Apakah seseorang dengan inisial 'R' sebagai nama kontaknya yang tersimpan pada ponsel Jeongin adalah penyebab dari semua ini? Hyunjin tak ingin berburuk sangka, tetapi ia tahu pasti itu bukan nama kontaknya. Sebab ketika ponsel Jeongin berdering menerima panggilan itu, ponsel miliknya sama sekali tidak tersentuh dalam sakunya.

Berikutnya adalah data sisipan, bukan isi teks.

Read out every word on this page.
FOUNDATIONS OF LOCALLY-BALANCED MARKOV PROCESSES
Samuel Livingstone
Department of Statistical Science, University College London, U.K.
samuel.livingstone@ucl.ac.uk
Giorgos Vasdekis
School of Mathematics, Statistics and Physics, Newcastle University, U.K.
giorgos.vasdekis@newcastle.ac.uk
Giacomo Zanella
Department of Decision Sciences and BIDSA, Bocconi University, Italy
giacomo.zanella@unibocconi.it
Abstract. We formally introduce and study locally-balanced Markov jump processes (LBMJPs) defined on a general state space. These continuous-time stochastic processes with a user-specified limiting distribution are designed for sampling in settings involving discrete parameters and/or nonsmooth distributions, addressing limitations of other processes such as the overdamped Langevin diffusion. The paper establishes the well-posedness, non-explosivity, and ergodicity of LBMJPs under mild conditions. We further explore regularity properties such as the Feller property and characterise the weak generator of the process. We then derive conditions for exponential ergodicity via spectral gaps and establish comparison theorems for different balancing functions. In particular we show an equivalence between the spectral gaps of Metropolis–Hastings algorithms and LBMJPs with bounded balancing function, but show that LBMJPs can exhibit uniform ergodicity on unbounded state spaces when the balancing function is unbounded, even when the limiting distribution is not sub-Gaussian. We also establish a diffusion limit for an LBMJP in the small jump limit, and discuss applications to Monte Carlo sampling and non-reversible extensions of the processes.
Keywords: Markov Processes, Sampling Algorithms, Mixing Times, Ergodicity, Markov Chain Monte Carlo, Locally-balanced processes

Sejak saat itu, Jeongin tidak pernah membiarkan Hyunjin menyentuh—bahkan mendekati—ponselnya, juga selalu mengganti kata kuncinya secara berkala.

Hyunjin memijat pelipisnya pelan, kepalanya sakit memikirkan segala kemungkinan yang bisa saja terjadi. Ia tak tahu apa yang harus ia lakukan. Katakanlah Hyunjin berpikir terlalu jauh, ia hanya benar-benar takut semuanya akan berakhir.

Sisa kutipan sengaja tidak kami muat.